There is already an alternative epinephrine auto-injector on the market that Rea suggests to clients. The cost, he said, is about $200 instead of the EpiPen $600-plus. Savings Solutions has been recommending that less expensive alternative for four years, according to Rea. “There are options available to folks,” he said.
The debate has spilled over into the political arena, too. U.S. Rep. Frank Pallone (D- NJ), whose district includes portions of the Two River area and who is the ranking Democrat on the U.S. House of Representatives’ Energy and Commerce Committee, joined other committee members in sending a letter to Bresch. The committee is seeking information from Mylan justifying the product’s 400 percent price increase since 2007. The committee is hoping to schedule Congressional hearings on the matter sometime this month.

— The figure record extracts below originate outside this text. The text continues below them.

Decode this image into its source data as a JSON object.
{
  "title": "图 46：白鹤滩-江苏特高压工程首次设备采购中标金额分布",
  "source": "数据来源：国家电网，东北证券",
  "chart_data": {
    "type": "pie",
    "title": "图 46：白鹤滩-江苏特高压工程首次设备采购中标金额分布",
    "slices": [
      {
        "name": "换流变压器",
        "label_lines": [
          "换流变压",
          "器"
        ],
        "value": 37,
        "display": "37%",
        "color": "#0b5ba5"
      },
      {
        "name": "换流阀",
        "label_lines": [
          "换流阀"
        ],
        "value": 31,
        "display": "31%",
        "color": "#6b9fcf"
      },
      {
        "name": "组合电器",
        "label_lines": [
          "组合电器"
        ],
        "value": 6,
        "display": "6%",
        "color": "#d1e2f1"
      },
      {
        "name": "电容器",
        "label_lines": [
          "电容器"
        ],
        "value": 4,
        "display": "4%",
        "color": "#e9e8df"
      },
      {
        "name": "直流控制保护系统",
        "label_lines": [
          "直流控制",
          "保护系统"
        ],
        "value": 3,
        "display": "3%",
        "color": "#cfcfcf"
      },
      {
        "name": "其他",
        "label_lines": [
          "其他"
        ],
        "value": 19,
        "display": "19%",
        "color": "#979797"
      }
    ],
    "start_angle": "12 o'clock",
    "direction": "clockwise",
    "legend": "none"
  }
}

On the legal front, this week New York State Attorney General Eric Schneiderman announced on Tuesday his office has begun an investigation into Mylan Pharmaceuticals, Inc. Schneiderman is alleging the company may have inserted anti-competitive language into sales contracts with New York public school districts. If that’s found to be the case, the Attorney General’s Office said, it could be a violation of anti-trust laws.